In another maintenance, I tried to take more logs in different part of the network and I could see clearly the traffic reaching A-SW1. As I ran of time and missed to tap some links, I couldnt carry on.

So based on the second maintenance, the issue had to be inside SITE-A. Somehow it didnt make sense. I checked I didnt have uRPF enabled. The rest was pure L2 so it couldnt see the L3…

So in the third maintenance, I got all my debugging tools to verify that any network kit was dropping the traffic in SITE-A…. and it was useless. I realized that I could do a tcpdump in the client IP1 i was using for testing and I could see some return traffic!!!!

So, I was just socked. I didnt get it. It didnt make sense.

Somehow, I reviewed the tcp captures I was doing in each interface of both firewalls. I was trying to get to basics.

I was assuming the TCP handshake was completed properly. After paying a bit of attention to the client logs… I could see the TCP handshake completed. And I could see the HTTP GET getting to and leaving DC2-FW…. so why the server IP2 was not answering!!!!???

So back to the tcp handshake and firewall captures, I was comparing step by step. Somehow, I missed that the TCP ACK from client IP2 was reaching DC2-FW…. but it was not leaving DC2-FW!!!! even worse, the HTTP GET it was actually crossing the DC2-FW !!!

SLAP IN THE FACE!!!

This is the TCP handshake. This is networking 101…..

The TCP state-machine in client and server during the asymmetric scenario

So I was asumming that because the client was sending HTTP get, the tcp handshake was completed in both ends!!!!

It didnt make sense why I was seeing TCP SYN-ACK retransmissions from the server IP1…. BECAUSE the TCP ACK from client IP2 never reached.

For that reason server IP2 never answered the HTTP GET, because from its end the tcp hanshake was not completed.

I banged my head several times on the table. I “saw” this during the first maintenance window when I took the tcpdump in the firewalls BUT I didnt pay attention to the basic details.

I trusted too much to see a wireshark trace because it is more visual and shows more info but the clues were all the time in the tcpdump from the firewalls that I didnt bother to pay full attention.

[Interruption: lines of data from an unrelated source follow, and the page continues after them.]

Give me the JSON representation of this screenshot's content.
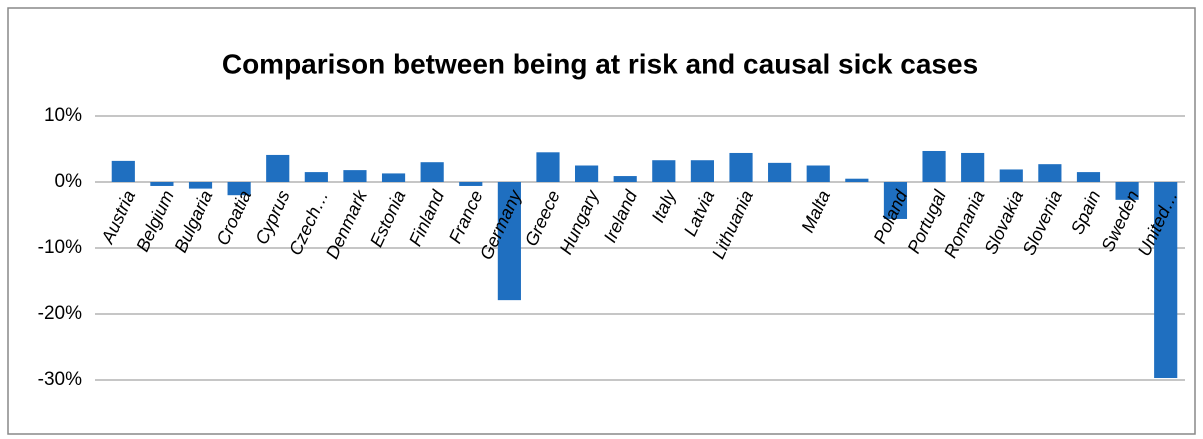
{
  "chart_data": {
    "type": "bar",
    "title": "Comparison between being at risk and causal sick cases",
    "categories": [
      "Austria",
      "Belgium",
      "Bulgaria",
      "Croatia",
      "Cyprus",
      "Czech…",
      "Denmark",
      "Estonia",
      "Finland",
      "France",
      "Germany",
      "Greece",
      "Hungary",
      "Ireland",
      "Italy",
      "Latvia",
      "Lithuania",
      null,
      "Malta",
      null,
      "Poland",
      "Portugal",
      "Romania",
      "Slovakia",
      "Slovenia",
      "Spain",
      "Sweden",
      "United…"
    ],
    "values": [
      3.2,
      -0.6,
      -1.0,
      -2.0,
      4.1,
      1.5,
      1.8,
      1.3,
      3.0,
      -0.6,
      -17.9,
      4.5,
      2.5,
      0.9,
      3.3,
      3.3,
      4.4,
      2.9,
      2.5,
      0.5,
      -5.6,
      4.7,
      4.4,
      1.9,
      2.7,
      1.5,
      -2.7,
      -29.7
    ],
    "color": "#1f6fc0",
    "ylim": [
      -30,
      10
    ],
    "yticks": [
      {
        "value": -30,
        "label": "-30%"
      },
      {
        "value": -20,
        "label": "-20%"
      },
      {
        "value": -10,
        "label": "-10%"
      },
      {
        "value": 0,
        "label": "0%"
      },
      {
        "value": 10,
        "label": "10%"
      }
    ],
    "grid": true
  }
}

At least, I found out where and why the connections failed during the asymmetric routing scenario. A firewall upgrade did the job.

So all fixed.

Lessons learned:

  • without proper foundation, you can’t build knowledge (tcp handshake state in client and server)
  • when things dont make sense, get back to basics (tcp handshake)
  • get the most of the tools at hand (tcpdump – PSH packets were the HTTP GET !!!!)